Saturday, December 20, 2008

I feel like crap, must be Christmas

James brought home a cold. He felt like crap for about 72 hours, I'm going on a week. Last night we went out for Chinese food because the place around the corner from our house makes a wicked spicy hot noodle soup. It's like of like war mein, but red with chili paste. Our waitress, who speaks very little English said, "Korean." Uh huh. So I ate a little bit of it last night, ending with the spoonful of soup that burned all the way down my esophagus, taking the rest home to eat for lunch just now. The spices release endorphins, which make me feel better, and the irritate my mucus membranes which unstuff my sinuses. So yea!

As Christmas approaches things in the job area are slowing down. I do check the USAjobs board daily and pretty much find something to apply for every day. Government takes a long time, and I suspect that if it's a numbers game, you've got to do about 100 submissions before you even get noticed. Not only that but the rigamorole you've got to do is insane. Some jobs require a questionaire with essay questions on it. Some you have to fax your transcripts in. Some jobs they're only considering the first 50 applicants, so no matter how qualified you are, if you aren't in the first 50 submissions, you don't get a crack at the job. But I have nothing but time on my hands and a whole lot of nothing to do with it, so why not jump through the flaming hoops? It might pay off. They have to hire someone, why not me?

Not only did they fire the BellSouth Account Executives, they fired the Technical Service Consultants. It's madness I tells you! Our job as AE's is to understand what the customer needs, work with TSC to design and price it, and to submit the orders through the correct systems.

The people who ostensibly will be doing this when we go are CSS/FMS (I don't know what the letters stand for.) At some point training in the old BellSouth systems, products, pricing tools and contracts was offered, but most folks decided to let those of us who were the experts just go ahead and do the job for them.

You can see where this is going right? So we're all gone as of the 29th. In fact we have a party planned. We're going into the office to clean our desks and turn in our IDs, Entry Cards, Laptops, Blackberries, company owned cell phones, credit cards and do our 'exit interviews.' Why are they bothering with an exit interview?

So what happens on Dec 30? A bunch of CSS/FMS realized that they are so far from screwed that it takes the light from screwed 10 years to find them. As it is I have a group in Phoenix calling me all day long asking for service quotes and location confirmations because they hired a bunch of kids to call into our customers to win them back to the death star, but they don't have any computer systems or pricing tools. (What is the point I ask you?) I also have a couple of CSSs calling me asking me to help them with the pricing tool, since it's the first time they've used it. They also want to know where to get the contracts, what the promotions are, how do they get into the customer contract system, in general they see the iceberg ahead and they're trying to steer clear.

So I have a cunundrum. Do I just smile and bide my time, waving good-bye from shore with my other penguine friends, or do I actually do something helpful like write a manual with quick and dirty information on how to deal with everything?

I'm kind of bored and I'm running for sainthood, so I'm thinking very seriously of putting something together for the poor souls. On the other hand, what would be more rewarding than having my customers call me on my personal cell phone (which is the number they all have) with reports of the carnage? What to do? What to do?

2 comments:

Scissors MacGillicutty said...

Sorry the cold still has its teeth in your hide. I hope you get better soon!

Re work comedy of errors: I think you could turn this situation into consulting gigs, either on the phone company side or the customer side—or even both.

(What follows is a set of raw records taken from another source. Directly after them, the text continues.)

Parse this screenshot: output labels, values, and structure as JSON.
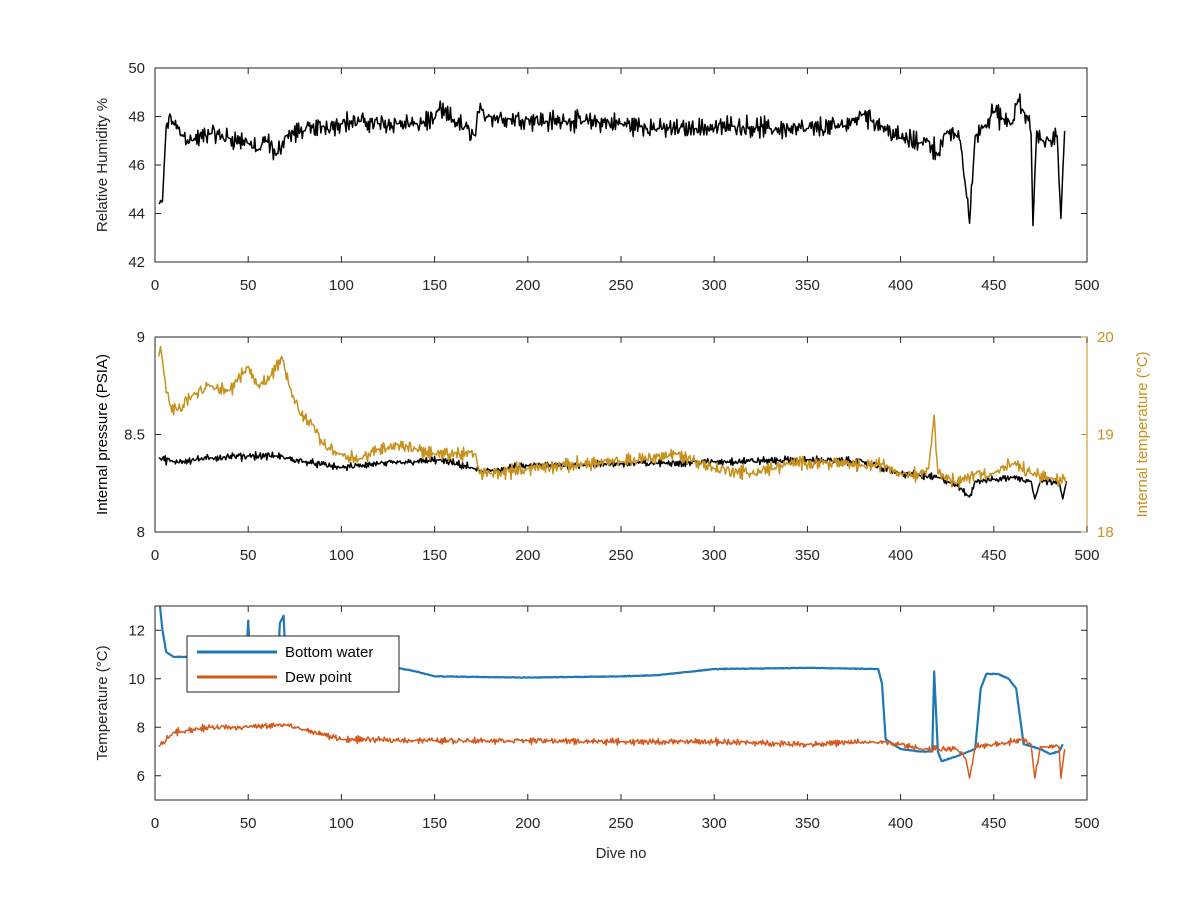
{
  "chart_data": [
    {
      "type": "line",
      "title": "",
      "xlabel": "",
      "ylabel": "Relative Humidity %",
      "xlim": [
        0,
        500
      ],
      "ylim": [
        42,
        50
      ],
      "xticks": [
        "0",
        "50",
        "100",
        "150",
        "200",
        "250",
        "300",
        "350",
        "400",
        "450",
        "500"
      ],
      "yticks": [
        "42",
        "44",
        "46",
        "48",
        "50"
      ],
      "grid": false,
      "series": [
        {
          "color": "#000000",
          "axis": "left",
          "noise": 0.55,
          "points": [
            [
              2,
              44.4
            ],
            [
              4,
              44.5
            ],
            [
              6,
              47.6
            ],
            [
              8,
              48.1
            ],
            [
              10,
              47.7
            ],
            [
              15,
              47.2
            ],
            [
              20,
              47.0
            ],
            [
              30,
              47.3
            ],
            [
              40,
              47.1
            ],
            [
              50,
              46.9
            ],
            [
              55,
              46.6
            ],
            [
              60,
              47.0
            ],
            [
              65,
              46.4
            ],
            [
              70,
              47.2
            ],
            [
              80,
              47.4
            ],
            [
              90,
              47.6
            ],
            [
              100,
              47.7
            ],
            [
              110,
              47.8
            ],
            [
              120,
              47.7
            ],
            [
              130,
              47.7
            ],
            [
              140,
              47.7
            ],
            [
              150,
              47.9
            ],
            [
              152,
              48.3
            ],
            [
              172,
              47.2
            ],
            [
              173,
              48.2
            ],
            [
              180,
              48.0
            ],
            [
              190,
              47.9
            ],
            [
              200,
              47.9
            ],
            [
              210,
              47.8
            ],
            [
              220,
              47.8
            ],
            [
              230,
              47.8
            ],
            [
              250,
              47.7
            ],
            [
              270,
              47.5
            ],
            [
              290,
              47.5
            ],
            [
              310,
              47.6
            ],
            [
              330,
              47.5
            ],
            [
              350,
              47.5
            ],
            [
              370,
              47.6
            ],
            [
              380,
              48.1
            ],
            [
              390,
              47.6
            ],
            [
              400,
              47.1
            ],
            [
              410,
              46.9
            ],
            [
              415,
              47.0
            ],
            [
              420,
              46.4
            ],
            [
              425,
              47.4
            ],
            [
              430,
              47.2
            ],
            [
              432,
              47.0
            ],
            [
              435,
              45.0
            ],
            [
              437,
              43.6
            ],
            [
              440,
              47.2
            ],
            [
              445,
              47.6
            ],
            [
              450,
              48.2
            ],
            [
              455,
              47.9
            ],
            [
              460,
              47.7
            ],
            [
              463,
              48.7
            ],
            [
              466,
              48.2
            ],
            [
              468,
              48.0
            ],
            [
              470,
              47.3
            ],
            [
              471,
              43.5
            ],
            [
              473,
              47.4
            ],
            [
              476,
              47.0
            ],
            [
              480,
              47.0
            ],
            [
              484,
              47.2
            ],
            [
              486,
              43.8
            ],
            [
              488,
              47.4
            ]
          ]
        }
      ]
    },
    {
      "type": "line",
      "title": "",
      "xlabel": "",
      "ylabel": "Internal pressure (PSIA)",
      "y2label": "Internal temperature (°C)",
      "xlim": [
        0,
        500
      ],
      "ylim": [
        8,
        9
      ],
      "y2lim": [
        18,
        20
      ],
      "xticks": [
        "0",
        "50",
        "100",
        "150",
        "200",
        "250",
        "300",
        "350",
        "400",
        "450",
        "500"
      ],
      "yticks": [
        "8",
        "8.5",
        "9"
      ],
      "y2ticks": [
        "18",
        "19",
        "20"
      ],
      "grid": false,
      "series": [
        {
          "color": "#000000",
          "axis": "left",
          "noise": 0.025,
          "points": [
            [
              2,
              8.38
            ],
            [
              10,
              8.36
            ],
            [
              30,
              8.38
            ],
            [
              50,
              8.39
            ],
            [
              65,
              8.39
            ],
            [
              80,
              8.36
            ],
            [
              100,
              8.33
            ],
            [
              120,
              8.35
            ],
            [
              140,
              8.36
            ],
            [
              152,
              8.37
            ],
            [
              170,
              8.33
            ],
            [
              175,
              8.31
            ],
            [
              200,
              8.34
            ],
            [
              250,
              8.35
            ],
            [
              300,
              8.36
            ],
            [
              350,
              8.37
            ],
            [
              380,
              8.36
            ],
            [
              400,
              8.3
            ],
            [
              420,
              8.28
            ],
            [
              430,
              8.24
            ],
            [
              437,
              8.18
            ],
            [
              440,
              8.26
            ],
            [
              450,
              8.27
            ],
            [
              460,
              8.28
            ],
            [
              470,
              8.26
            ],
            [
              472,
              8.17
            ],
            [
              475,
              8.26
            ],
            [
              485,
              8.26
            ],
            [
              487,
              8.17
            ],
            [
              489,
              8.26
            ]
          ]
        },
        {
          "color": "#c7911e",
          "axis": "right",
          "noise": 0.09,
          "points": [
            [
              2,
              19.8
            ],
            [
              3,
              19.9
            ],
            [
              5,
              19.6
            ],
            [
              8,
              19.3
            ],
            [
              12,
              19.25
            ],
            [
              20,
              19.4
            ],
            [
              30,
              19.5
            ],
            [
              40,
              19.45
            ],
            [
              50,
              19.7
            ],
            [
              55,
              19.5
            ],
            [
              62,
              19.6
            ],
            [
              68,
              19.8
            ],
            [
              72,
              19.5
            ],
            [
              78,
              19.2
            ],
            [
              85,
              19.1
            ],
            [
              90,
              18.9
            ],
            [
              100,
              18.8
            ],
            [
              110,
              18.75
            ],
            [
              120,
              18.85
            ],
            [
              130,
              18.9
            ],
            [
              140,
              18.85
            ],
            [
              150,
              18.8
            ],
            [
              172,
              18.8
            ],
            [
              174,
              18.6
            ],
            [
              180,
              18.6
            ],
            [
              200,
              18.65
            ],
            [
              230,
              18.7
            ],
            [
              250,
              18.72
            ],
            [
              280,
              18.8
            ],
            [
              300,
              18.65
            ],
            [
              320,
              18.6
            ],
            [
              340,
              18.7
            ],
            [
              360,
              18.72
            ],
            [
              380,
              18.68
            ],
            [
              390,
              18.7
            ],
            [
              400,
              18.6
            ],
            [
              410,
              18.6
            ],
            [
              415,
              18.65
            ],
            [
              418,
              19.2
            ],
            [
              420,
              18.6
            ],
            [
              430,
              18.5
            ],
            [
              440,
              18.6
            ],
            [
              450,
              18.6
            ],
            [
              460,
              18.7
            ],
            [
              470,
              18.6
            ],
            [
              480,
              18.55
            ],
            [
              489,
              18.5
            ]
          ]
        }
      ]
    },
    {
      "type": "line",
      "title": "",
      "xlabel": "Dive no",
      "ylabel": "Temperature (°C)",
      "xlim": [
        0,
        500
      ],
      "ylim": [
        5,
        13
      ],
      "xticks": [
        "0",
        "50",
        "100",
        "150",
        "200",
        "250",
        "300",
        "350",
        "400",
        "450",
        "500"
      ],
      "yticks": [
        "6",
        "8",
        "10",
        "12"
      ],
      "grid": false,
      "legend_position": "top-left",
      "series": [
        {
          "name": "Bottom water",
          "color": "#1f77b4",
          "axis": "left",
          "noise": 0.02,
          "points": [
            [
              2,
              13.5
            ],
            [
              4,
              12.0
            ],
            [
              6,
              11.1
            ],
            [
              10,
              10.9
            ],
            [
              20,
              10.9
            ],
            [
              40,
              10.8
            ],
            [
              49,
              10.8
            ],
            [
              50,
              12.4
            ],
            [
              51,
              10.8
            ],
            [
              66,
              10.8
            ],
            [
              67,
              12.3
            ],
            [
              69,
              12.6
            ],
            [
              70,
              10.8
            ],
            [
              80,
              10.8
            ],
            [
              100,
              10.7
            ],
            [
              120,
              10.6
            ],
            [
              140,
              10.3
            ],
            [
              150,
              10.1
            ],
            [
              200,
              10.05
            ],
            [
              250,
              10.1
            ],
            [
              270,
              10.15
            ],
            [
              300,
              10.4
            ],
            [
              350,
              10.45
            ],
            [
              388,
              10.4
            ],
            [
              390,
              9.8
            ],
            [
              392,
              7.5
            ],
            [
              396,
              7.3
            ],
            [
              400,
              7.1
            ],
            [
              410,
              7.0
            ],
            [
              417,
              7.0
            ],
            [
              418,
              10.3
            ],
            [
              420,
              7.0
            ],
            [
              422,
              6.6
            ],
            [
              430,
              6.8
            ],
            [
              440,
              7.1
            ],
            [
              443,
              9.6
            ],
            [
              446,
              10.2
            ],
            [
              452,
              10.2
            ],
            [
              458,
              10.0
            ],
            [
              462,
              9.6
            ],
            [
              466,
              7.3
            ],
            [
              475,
              7.1
            ],
            [
              480,
              6.9
            ],
            [
              485,
              7.0
            ],
            [
              487,
              7.3
            ]
          ]
        },
        {
          "name": "Dew point",
          "color": "#d45a1f",
          "axis": "left",
          "noise": 0.16,
          "points": [
            [
              2,
              7.2
            ],
            [
              10,
              7.8
            ],
            [
              30,
              8.0
            ],
            [
              50,
              8.0
            ],
            [
              70,
              8.1
            ],
            [
              80,
              7.9
            ],
            [
              100,
              7.5
            ],
            [
              150,
              7.45
            ],
            [
              200,
              7.45
            ],
            [
              250,
              7.4
            ],
            [
              300,
              7.4
            ],
            [
              350,
              7.3
            ],
            [
              385,
              7.4
            ],
            [
              400,
              7.3
            ],
            [
              410,
              7.1
            ],
            [
              420,
              7.1
            ],
            [
              430,
              7.1
            ],
            [
              435,
              6.7
            ],
            [
              437,
              5.9
            ],
            [
              440,
              7.2
            ],
            [
              450,
              7.3
            ],
            [
              460,
              7.4
            ],
            [
              465,
              7.5
            ],
            [
              470,
              7.3
            ],
            [
              472,
              5.9
            ],
            [
              475,
              7.2
            ],
            [
              485,
              7.2
            ],
            [
              486,
              5.9
            ],
            [
              488,
              7.1
            ]
          ]
        }
      ]
    }
  ]
}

While its a very decent impulse to want to spend your remaining time as a employee writing a how-to for the CSS/FMS people, I doubt you could write something that covers everything you know between now and the 29th. It would be a tiny speck of gauge on the huge stab wound management inflicted on the company's body of knowledge with these ill-considered layoffs.

Maybe after separation as an employee, you could get a contract teaching these poor fucked CSS/FMS people some of the systems you used. Or you could consult for your old customers, continue helping them design and build their telecom infrastructure, but also walk the CSS/FMS people through how to fill the orders your customers place. Or—well, lots of possibilities.

I understand you're not crazy about the phone bizniz anymore in general, so this would just be temporary. Still, it would be money coming in, and with a little schadenfreude as seasoning.

magickal_realism said...

You could potentially make it a sort of tit-for-tat. Do the manual, give it to source A, and then ask if you could also use that person's name for a reference in your jobhunt.

I hope you feel better. I've discovered that sage tea along with the Zicam speeds me through most colds pretty well, but I also think after last year's 6 week hell virus I may have developed antibodies for SARS.

Have you been doing anything really fun for you - reading a romance novel, writing a page, going to a movie, finding a pocket of crazies to stir up and watch? I just worry about you sometimes, and I think you should have some fun!